AS Persons definition

AS Persons means any general or limited partnership, corporation or limited liability company having as a general partner, controlling equity holder or managing member (whether directly or indirectly) a Person who is a member of American Securities LLC or an affiliate of any such Person; provided that affiliates of the AS Persons shall not include entities conducting an active trade or business or their parent entities.
AS Persons means, any of the following individually, or such Persons collectively, as the context requires: (i) the AS Investors, (ii) American Securities Partners VI, L.P., (iii) American Securities Partners VI(B), L.P., (iv) American Securities Partners VI(C), L.P., (v) American Securities Partners VI(D), L.P., (vi) ASP VI Alternative Investments, L.P., (vii) any general or limited partnership, corporation or limited liability company having as a general partner, controlling equity holder or managing member (whether directly or indirectly) a Person who is a member of American Securities LLC or an Affiliate of any such Person and (viii) any successor of any of the foregoing.
AS Persons means (i) ASP MD Investco LP (“ASP Investco”) and/or (ii) any other general or limited partnership, corporation or limited liability company having as a general partner, controlling equity holder or managing member (whether directly or indirectly) a Person who is a member of American Securities LLC or an Affiliate of any such Person.

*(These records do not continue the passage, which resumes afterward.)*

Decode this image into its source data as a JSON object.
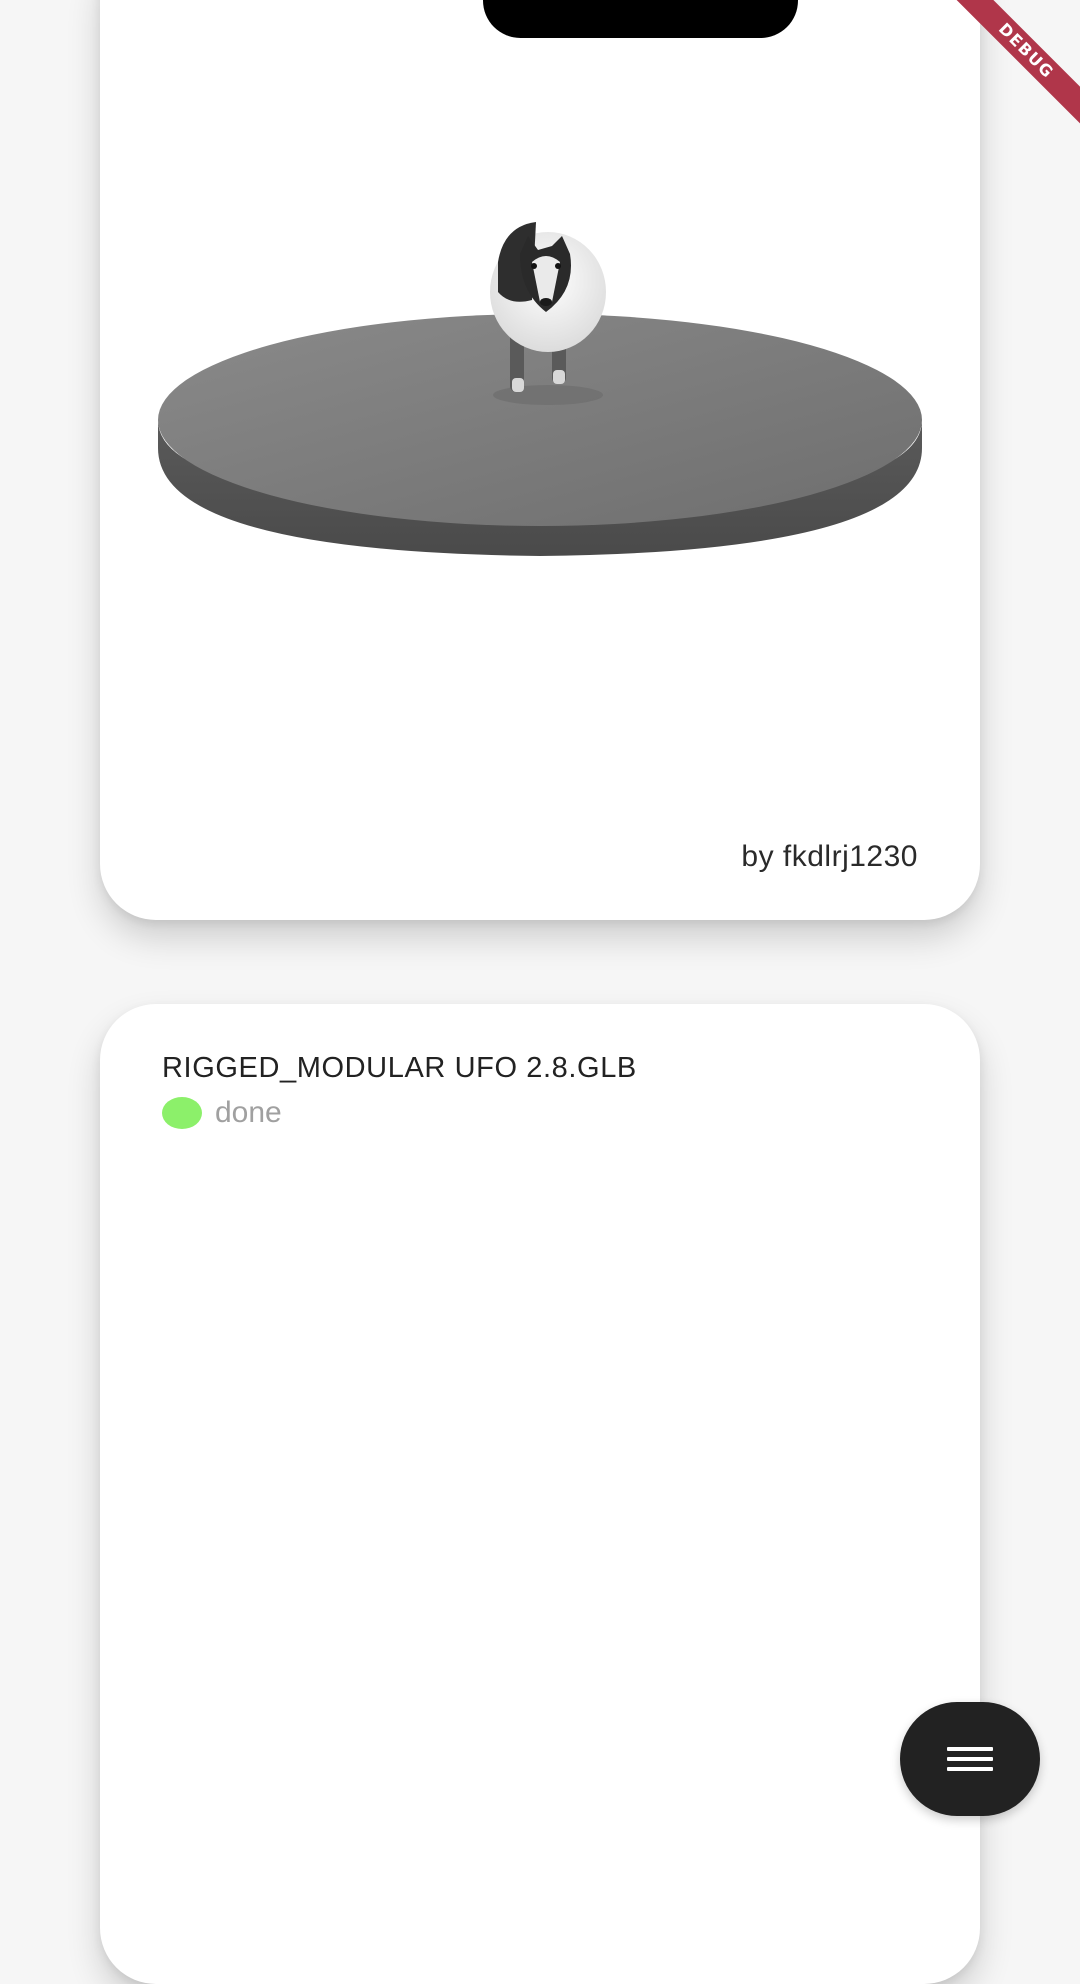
{
  "debug_banner": {
    "label": "DEBUG",
    "color": "#b0364a"
  },
  "cards": [
    {
      "author_label": "by fkdlrj1230",
      "preview": "3d-model-preview"
    },
    {
      "title": "RIGGED_MODULAR UFO 2.8.GLB",
      "status": {
        "text": "done",
        "color": "#8cf06a"
      }
    }
  ],
  "fab": {
    "icon": "menu-icon"
  },
  "colors": {
    "background": "#f6f6f6",
    "card": "#ffffff",
    "fab": "#222222"
  }
}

Examples of AS Persons in a sentence

  • If the AS Persons and the other Members have not exercised the option to purchase all of Transfer Units within 25 Business Days after the date of the receipt by the Company and the other Members of the Transfer Notice, then such Minority Investor may sell any remaining Transfer Units (the “Remaining Units”) to a Qualified Purchaser pursuant to Section 7.02(c).

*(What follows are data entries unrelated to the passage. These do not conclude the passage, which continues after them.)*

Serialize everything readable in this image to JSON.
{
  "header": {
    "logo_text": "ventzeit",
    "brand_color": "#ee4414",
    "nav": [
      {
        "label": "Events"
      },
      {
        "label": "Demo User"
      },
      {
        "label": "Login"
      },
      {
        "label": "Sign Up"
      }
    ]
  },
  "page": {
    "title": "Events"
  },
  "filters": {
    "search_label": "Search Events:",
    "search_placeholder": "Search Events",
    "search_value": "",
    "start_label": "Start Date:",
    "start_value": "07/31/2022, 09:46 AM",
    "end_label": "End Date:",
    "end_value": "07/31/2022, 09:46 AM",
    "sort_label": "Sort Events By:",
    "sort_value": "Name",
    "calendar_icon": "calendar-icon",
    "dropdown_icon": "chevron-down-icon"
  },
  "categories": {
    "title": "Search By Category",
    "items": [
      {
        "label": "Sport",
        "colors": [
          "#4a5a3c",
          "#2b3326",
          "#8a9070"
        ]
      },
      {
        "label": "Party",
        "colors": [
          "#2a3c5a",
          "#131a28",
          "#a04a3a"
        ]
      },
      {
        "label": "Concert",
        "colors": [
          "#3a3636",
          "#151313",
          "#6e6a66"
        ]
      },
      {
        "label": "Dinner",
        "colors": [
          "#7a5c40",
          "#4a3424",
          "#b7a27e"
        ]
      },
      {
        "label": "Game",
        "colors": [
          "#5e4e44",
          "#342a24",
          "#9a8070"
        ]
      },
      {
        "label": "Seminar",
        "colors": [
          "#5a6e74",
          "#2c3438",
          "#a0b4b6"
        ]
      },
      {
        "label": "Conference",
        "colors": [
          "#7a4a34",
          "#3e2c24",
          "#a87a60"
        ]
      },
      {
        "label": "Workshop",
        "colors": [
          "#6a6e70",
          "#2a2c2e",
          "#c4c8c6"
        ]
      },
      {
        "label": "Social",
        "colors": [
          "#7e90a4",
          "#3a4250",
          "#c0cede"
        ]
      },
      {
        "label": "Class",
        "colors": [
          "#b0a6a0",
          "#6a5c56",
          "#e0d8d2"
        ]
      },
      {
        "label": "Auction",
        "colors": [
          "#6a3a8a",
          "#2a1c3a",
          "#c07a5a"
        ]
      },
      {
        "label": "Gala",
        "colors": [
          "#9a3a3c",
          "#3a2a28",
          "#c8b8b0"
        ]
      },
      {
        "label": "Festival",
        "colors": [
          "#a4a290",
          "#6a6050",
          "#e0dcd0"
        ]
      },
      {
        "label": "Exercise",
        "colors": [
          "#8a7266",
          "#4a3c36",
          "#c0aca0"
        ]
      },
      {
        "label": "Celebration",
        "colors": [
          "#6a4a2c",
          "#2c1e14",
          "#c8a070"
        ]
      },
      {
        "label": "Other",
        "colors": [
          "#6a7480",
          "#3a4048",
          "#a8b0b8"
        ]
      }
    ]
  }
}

  • If the aggregate number of shares to be purchased by the Stockholders pursuant to the immediately preceding sentence is less than the number of shares declined to be purchased by the Company (such difference, the “Shortfall Shares”), then AS Persons shall have the option to purchase (or assign such Stockholder’s right to any party) the Shortfall Shares or a portion thereof.

  • If the aggregate number of Units or other equity securities of the Company, as applicable, to be purchased by the Members pursuant to the immediately preceding sentence is less than the number of Units or other equity securities of the Company, as applicable, declined to be purchased by the Company (such difference, the “Shortfall Units”), then the AS Persons shall have the option to purchase (or assign such Members’ right to any party) the Shortfall Units or a portion thereof.

  • Each Tagging Stockholder will be responsible for its proportionate share of the reasonable out-of-pocket costs incurred by AS Persons in connection with the AS Sale to the extent not paid or reimbursed by the Company or the Proposed Transferee.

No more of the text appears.